I am primarily interested in linguistic and structural experimentation, and the extension of poetry into other genres and media. My verbal experiments have included rhythmic notation of texts, constructed languages, and crossover genres which combine poetry and prose. I have a strong commitment to performance work, including sonic writing (semiotic exchange between music, words and technology) and its gendered implications (sonic cross-dressing). Some of my performance texts have taken the form of "techno-dramas" which have fragmented narrative and dramatic elements, and also involve technological manipulation of the voice. However, at the moment, I am particularly excited about writing in hypermedia. I believe that the new media provide some of the most challenging possibilities for innovative writing because they allow labyrinthine linking of texts, animation of words, and the cross-over of the visual, sonic and verbal within the single domain of the computer. My writing is always multi-thematic and is increasingly triggered by theoretical and historical reading. Lately it has focused on the convergence of collective and individual memory, time-space compression, migration and the body. Important influences on my writing have been my cross-cultural background (a mixture of British and Australian with Jewish parentage) and my former career as a professional musician. Collaboration interests me a great deal because of the challenges it poses for subjectivity and autonomy, and because it constantly widens my horizons. I am currently involved in a number of multi-media collaborations, and also a ficto-critical one, with writer and critic Anne Brewster, which blends theory with many other genres of writing.

 

Hypertext poetry:

INTERTWINGLING  (experience with sound-- optimized for Netscape on a Mac -- sound may not work if viewed in another browser)
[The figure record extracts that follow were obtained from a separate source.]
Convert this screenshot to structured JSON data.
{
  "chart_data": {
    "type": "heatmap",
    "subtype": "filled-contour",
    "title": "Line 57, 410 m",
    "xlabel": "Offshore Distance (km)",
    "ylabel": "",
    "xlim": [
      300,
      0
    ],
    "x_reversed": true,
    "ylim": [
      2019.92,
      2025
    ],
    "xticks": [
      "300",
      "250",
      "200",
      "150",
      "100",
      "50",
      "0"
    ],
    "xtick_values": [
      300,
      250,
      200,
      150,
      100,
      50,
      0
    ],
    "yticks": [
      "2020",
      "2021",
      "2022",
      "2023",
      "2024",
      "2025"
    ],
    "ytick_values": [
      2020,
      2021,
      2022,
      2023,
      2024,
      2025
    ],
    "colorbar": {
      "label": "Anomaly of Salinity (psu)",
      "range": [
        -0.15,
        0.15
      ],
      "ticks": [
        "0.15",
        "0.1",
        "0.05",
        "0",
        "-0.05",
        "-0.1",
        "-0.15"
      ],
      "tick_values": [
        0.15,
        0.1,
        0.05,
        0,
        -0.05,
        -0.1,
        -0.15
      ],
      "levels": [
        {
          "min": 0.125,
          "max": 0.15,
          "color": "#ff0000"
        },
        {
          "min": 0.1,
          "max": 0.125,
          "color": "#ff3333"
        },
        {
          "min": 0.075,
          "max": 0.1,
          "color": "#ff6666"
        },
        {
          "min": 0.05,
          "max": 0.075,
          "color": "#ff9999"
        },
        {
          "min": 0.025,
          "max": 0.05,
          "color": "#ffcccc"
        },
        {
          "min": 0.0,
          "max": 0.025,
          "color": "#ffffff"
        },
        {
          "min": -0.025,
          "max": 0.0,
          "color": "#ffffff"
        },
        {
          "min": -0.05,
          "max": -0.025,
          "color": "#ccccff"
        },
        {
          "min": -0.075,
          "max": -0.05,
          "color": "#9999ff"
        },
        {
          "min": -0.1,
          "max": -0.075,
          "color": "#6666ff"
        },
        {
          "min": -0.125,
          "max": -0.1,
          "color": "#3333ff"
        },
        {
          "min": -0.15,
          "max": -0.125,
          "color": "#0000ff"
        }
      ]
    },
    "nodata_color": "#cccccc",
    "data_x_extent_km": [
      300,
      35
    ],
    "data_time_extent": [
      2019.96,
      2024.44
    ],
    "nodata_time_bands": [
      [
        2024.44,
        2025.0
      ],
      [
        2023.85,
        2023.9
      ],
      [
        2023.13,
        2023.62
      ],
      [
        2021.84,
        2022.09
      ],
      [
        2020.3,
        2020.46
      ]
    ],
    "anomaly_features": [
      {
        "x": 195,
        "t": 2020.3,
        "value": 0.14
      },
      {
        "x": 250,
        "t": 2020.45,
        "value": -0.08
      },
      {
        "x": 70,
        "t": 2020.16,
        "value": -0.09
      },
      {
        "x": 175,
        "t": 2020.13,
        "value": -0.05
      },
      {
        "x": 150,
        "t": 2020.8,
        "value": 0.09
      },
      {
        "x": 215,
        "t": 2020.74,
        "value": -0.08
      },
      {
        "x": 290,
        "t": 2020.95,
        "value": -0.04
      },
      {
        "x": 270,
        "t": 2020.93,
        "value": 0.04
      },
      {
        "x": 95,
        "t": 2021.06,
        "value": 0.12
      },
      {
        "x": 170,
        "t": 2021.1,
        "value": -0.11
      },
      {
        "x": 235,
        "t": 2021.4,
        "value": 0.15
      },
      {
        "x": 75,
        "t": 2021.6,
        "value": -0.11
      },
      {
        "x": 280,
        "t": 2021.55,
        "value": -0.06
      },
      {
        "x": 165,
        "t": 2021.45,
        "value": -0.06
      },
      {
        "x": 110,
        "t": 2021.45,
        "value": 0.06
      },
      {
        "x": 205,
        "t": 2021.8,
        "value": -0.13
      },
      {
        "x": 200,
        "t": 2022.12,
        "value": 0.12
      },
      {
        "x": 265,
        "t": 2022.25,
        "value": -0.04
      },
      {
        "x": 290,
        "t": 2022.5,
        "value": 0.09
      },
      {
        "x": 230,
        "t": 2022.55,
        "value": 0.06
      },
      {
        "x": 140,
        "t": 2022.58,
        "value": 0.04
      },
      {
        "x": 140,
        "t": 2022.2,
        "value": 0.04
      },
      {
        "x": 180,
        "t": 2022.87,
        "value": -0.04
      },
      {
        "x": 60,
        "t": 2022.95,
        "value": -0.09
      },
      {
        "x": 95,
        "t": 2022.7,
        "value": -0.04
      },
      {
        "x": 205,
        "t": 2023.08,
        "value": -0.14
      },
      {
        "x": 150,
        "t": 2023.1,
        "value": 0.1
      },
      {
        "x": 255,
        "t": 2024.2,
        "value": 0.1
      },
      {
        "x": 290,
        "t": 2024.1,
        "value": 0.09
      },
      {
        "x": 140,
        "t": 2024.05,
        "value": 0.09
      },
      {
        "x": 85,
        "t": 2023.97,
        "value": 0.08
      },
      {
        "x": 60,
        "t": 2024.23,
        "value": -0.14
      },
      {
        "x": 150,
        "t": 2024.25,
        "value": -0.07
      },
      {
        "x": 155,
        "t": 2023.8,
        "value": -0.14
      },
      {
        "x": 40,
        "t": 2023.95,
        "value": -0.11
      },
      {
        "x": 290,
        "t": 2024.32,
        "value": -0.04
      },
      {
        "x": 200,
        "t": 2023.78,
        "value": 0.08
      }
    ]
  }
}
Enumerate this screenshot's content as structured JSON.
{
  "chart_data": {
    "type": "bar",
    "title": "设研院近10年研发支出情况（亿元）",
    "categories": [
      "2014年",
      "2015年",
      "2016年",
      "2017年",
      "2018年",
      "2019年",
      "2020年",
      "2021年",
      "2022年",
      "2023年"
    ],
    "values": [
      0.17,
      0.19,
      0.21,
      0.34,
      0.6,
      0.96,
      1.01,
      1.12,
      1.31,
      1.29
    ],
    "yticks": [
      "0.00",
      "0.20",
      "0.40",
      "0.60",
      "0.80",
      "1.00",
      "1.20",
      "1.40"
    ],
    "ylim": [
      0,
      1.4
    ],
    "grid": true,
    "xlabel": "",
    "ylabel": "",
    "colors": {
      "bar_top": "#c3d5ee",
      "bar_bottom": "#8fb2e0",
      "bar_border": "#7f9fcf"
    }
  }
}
INTERTWINGLING  (experience without sound)

 


Bio: Hazel Smith works in the areas of poetry, experimental writing, performance, multi-media and hypertext. She is a member of the multi-media group austraLYSIS, and her web page can be found at www.australysis.com. She has published two volumes of poetry, Abstractly Represented: Poems and Performance Texts 1982-90, Butterfly Books 1991, and Keys Round Her Tongue: short prose, poetry and performance texts, Soma Publications 2000. Her two CDs of performance texts, Poet Without Language and Nuraghic Echoes (with musician Roger Dean), were released by Rufus Records in 1994 and 1996 respectively. Recently Hazel has been involved in the creation of a number of hypermedia works. In 1997 she collaborated with Roger Dean on a hypermedia piece, Walking The Faultlines, which is featured on Cyberquilt: A CD-Rom Anthology, International Computer Music Association, San Francisco 1999. In 1997 she was co-recipient, with Roger Dean and Greg White, of a grant from the Australian Film Commission to design a hypermedia work, “Wordstuffs: the city and the body”, for their StuffArt website. Hazel has also collaborated on several mixed-media installations and publications with artist Sieglinde Karl.

Hazel is a Senior Lecturer in the School of English at the University of New South Wales. She is co-author with Roger Dean of Improvisation, Hypermedia and the Arts Since 1945, Harwood Academic 1997 and author of Hyperscapes in the Poetry of Frank O'Hara: difference, homosexuality, topography, Liverpool University Press 2000. She has also been an internationally active violinist and features as soloist on several commercial recordings.